Perhaps marketing it as a health drink is a great way of offloading lower grades of tea at a huge margin. Freshness, tender shoots, whole unbroken leaves, processing techniques, and geographical region? Not an issue as long as I get my antioxidants! It seems to bring to mind the old Listerine advertisement: “Listerine tastes bad, but it kills germs.”
It is a shame really, considering how delightful quality green tea is. A decent quality green tea, brewed properly, should have only a hint of astringency that is quickly replaced by a sweet aftertaste that wells up in the throats, refreshing the drinker. Just like honey, only it lingers much longer.
Another dampener is that brewing green tea is a tad trickier than brewing black tea. Instead of boiling or near boiling, the ideal water temperature for most green teas is 75-85 C, which can be rather troublesome for people who do not have a variable temperature kettle or a water thermometer on hand. Water that is overheated will scald delicate green tea leaves and the teas might therefore taste bitter.
There is also the issue of storing green tea, which may have been on hand for many months before being brewed. Moisture, heat, and oxidization may have combined to cause severe degradation of the tea’s taste.
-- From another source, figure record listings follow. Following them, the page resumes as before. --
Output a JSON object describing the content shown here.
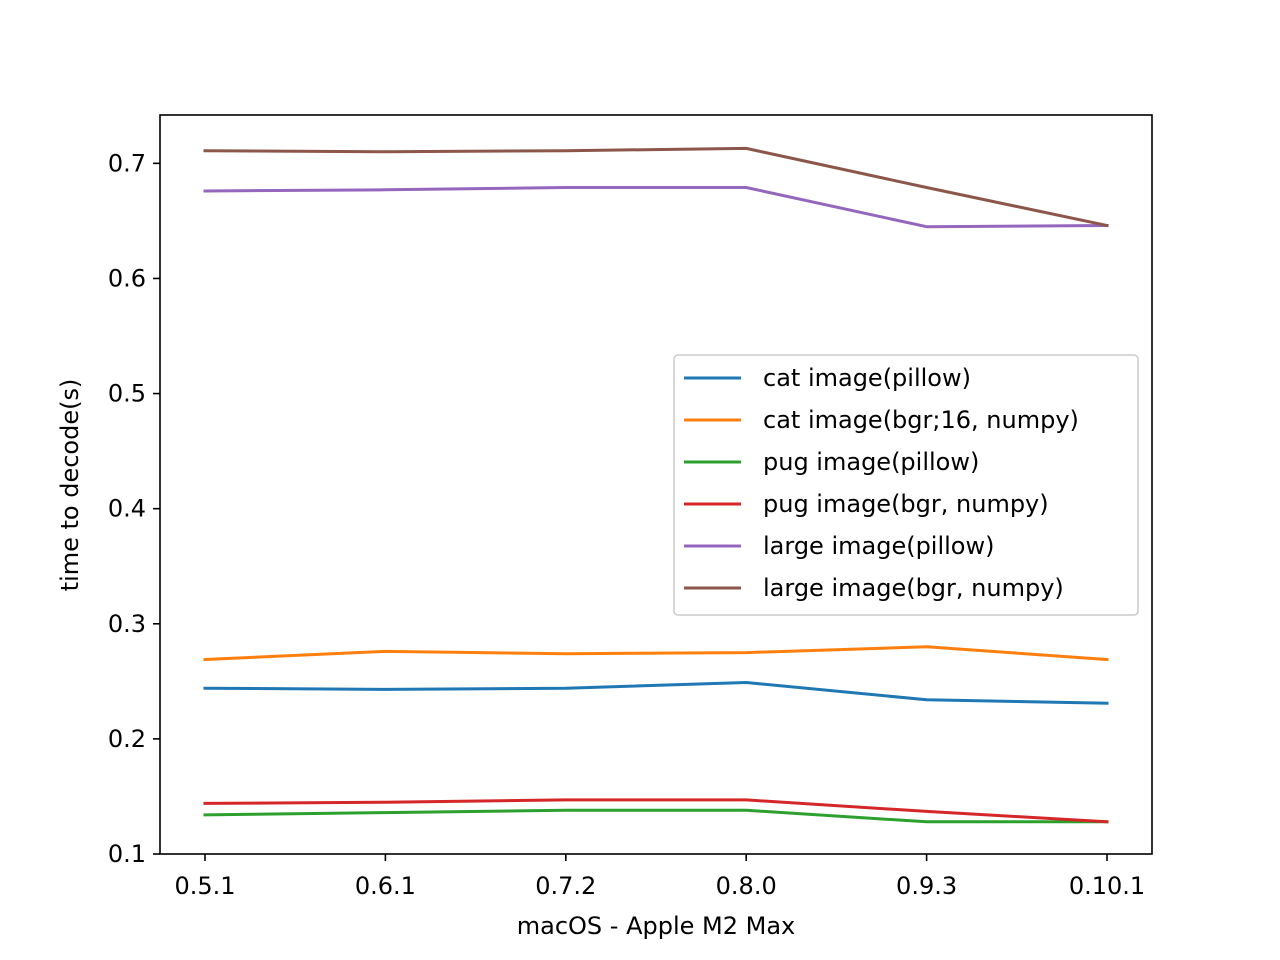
{
  "chart_data": {
    "type": "line",
    "title": "",
    "xlabel": "macOS - Apple M2 Max",
    "ylabel": "time to decode(s)",
    "categories": [
      "0.5.1",
      "0.6.1",
      "0.7.2",
      "0.8.0",
      "0.9.3",
      "0.10.1"
    ],
    "yticks": [
      "0.1",
      "0.2",
      "0.3",
      "0.4",
      "0.5",
      "0.6",
      "0.7"
    ],
    "ylim": [
      0.1,
      0.742
    ],
    "grid": false,
    "legend_position": "center-right",
    "series": [
      {
        "name": "cat image(pillow)",
        "color": "#1f77b4",
        "values": [
          0.244,
          0.243,
          0.244,
          0.249,
          0.234,
          0.231
        ]
      },
      {
        "name": "cat image(bgr;16, numpy)",
        "color": "#ff7f0e",
        "values": [
          0.269,
          0.276,
          0.274,
          0.275,
          0.28,
          0.269
        ]
      },
      {
        "name": "pug image(pillow)",
        "color": "#2ca02c",
        "values": [
          0.134,
          0.136,
          0.138,
          0.138,
          0.128,
          0.128
        ]
      },
      {
        "name": "pug image(bgr, numpy)",
        "color": "#d62728",
        "values": [
          0.144,
          0.145,
          0.147,
          0.147,
          0.137,
          0.128
        ]
      },
      {
        "name": "large image(pillow)",
        "color": "#9467bd",
        "values": [
          0.676,
          0.677,
          0.679,
          0.679,
          0.645,
          0.646
        ]
      },
      {
        "name": "large image(bgr, numpy)",
        "color": "#8c564b",
        "values": [
          0.711,
          0.71,
          0.711,
          0.713,
          0.679,
          0.646
        ]
      }
    ]
  }
}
Brewing and storage could easily be the a topic for another post, but the bottom line is this: though green tea may require a little more care than other types of tea, it is worth it – not because of its antioxidants, but because it is an enjoyable drink. In the sweltering summer, green tea helps your body dispel natural heat and the refreshing aftertaste can invigorate the most jaded of souls. It goes beyond mere taste to offer a holistic delight of the senses.
Do yourself a favor and do not settle for lower-quality green tea nor delude yourself that reaping the health benefits of green tea is all there is. Green tea can deliver epicurean satisfaction that is second only to oolong tea – it’s just a matter of finding a representative quality. Once you do, you will be hooked.